Michella Kivela, town administrator, explained that the town uses the data from the survey to gauge what is going well and what needs improvement.

“The Parker Community Survey is an essential tool that provides a unique opportunity for town leadership to hear directly from our residents about how we are performing in terms of service delivery,” Kivela said. “This is a chance for our residents to tell us what's going well and where we can improve, which, in turn, helps guide town budget and policy discussions. As a community that fully supports community engagement, we believe the survey is a valuable element in keeping Parker a great place to live and work.”

The survey asks questions about quality of life and sense of community as well as questions of policy and prioritization of public works and events.

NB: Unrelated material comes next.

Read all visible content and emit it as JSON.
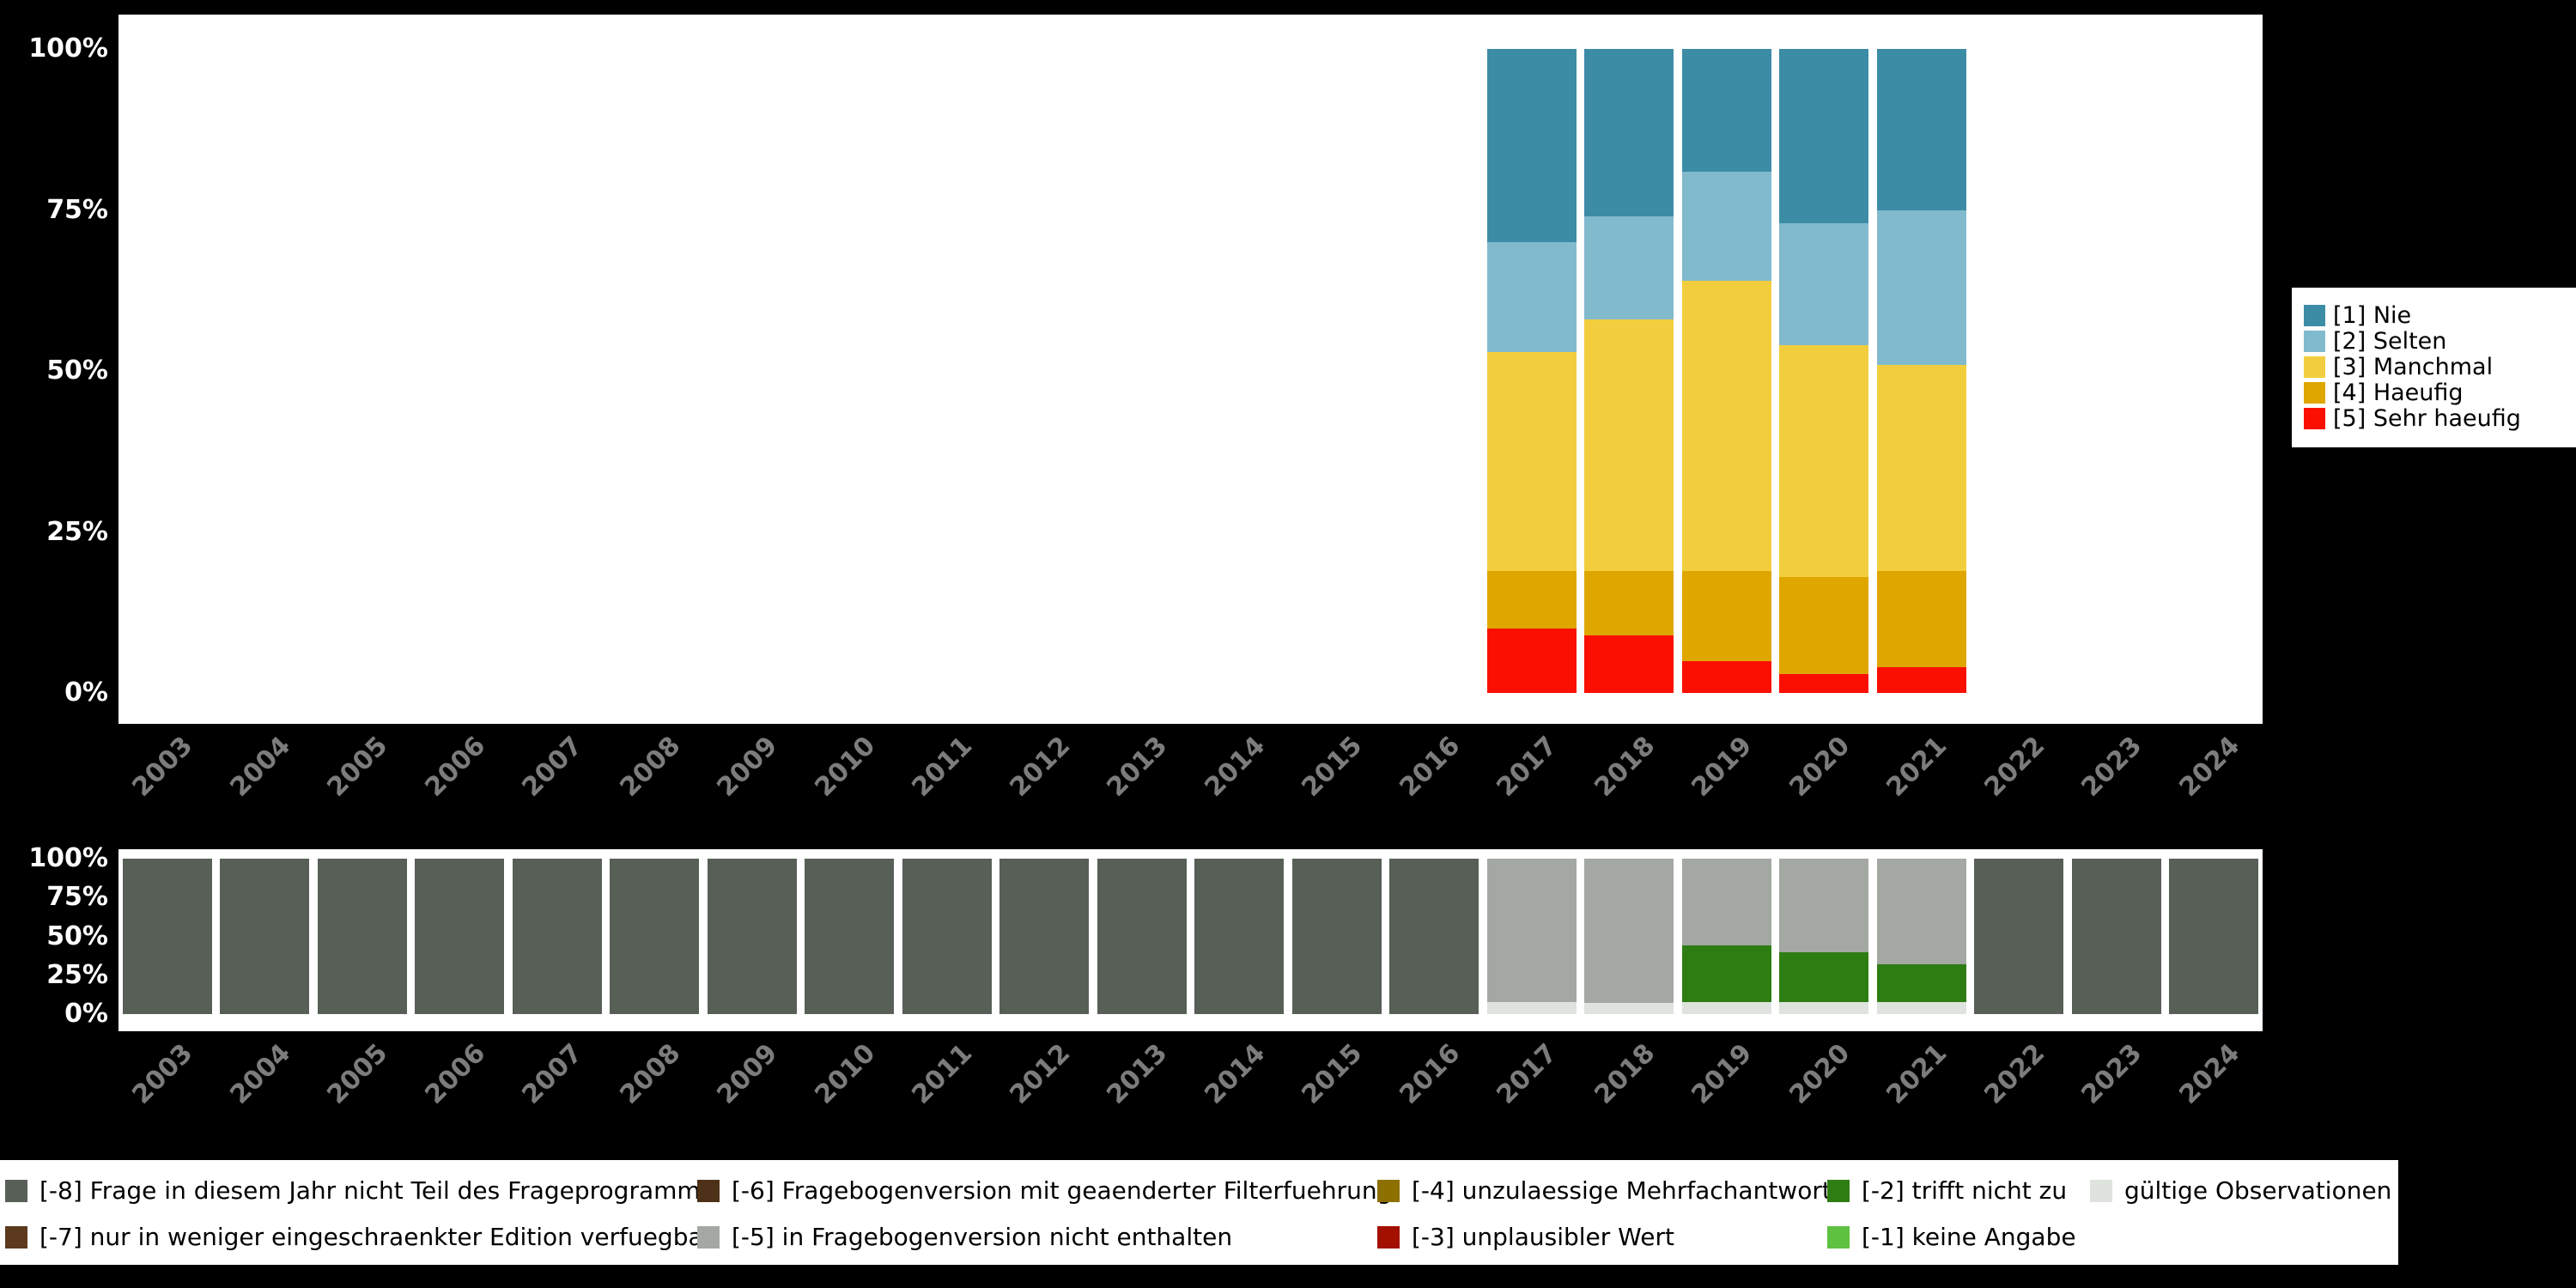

“Every year, we ask the same set of general questions, so we can benchmark our performance across the years, and then we can also benchmark that against other municipalities in the metro area or similar ones of our size across the country,” Penington said. “Then we also ask a unique set of policy questions for each survey, so most of it is the same, but we can ask them something that is more timely or if there's a specific issue, we want to get feedback on, so it's just a good way to ask the community how they're feeling about our performance.”

Kivela said that the town tries to make the survey as easy and convenient as possible to encourage maximum resident participation.

“The next survey will take place in 2024 and we will be sure to examine participation trends and make any necessary adjustments at that time,” Kivela said.

Survey results for the randomized, scientific study will be kept separate from the open survey's results and both sets of respnses will be presented to the town council October 11.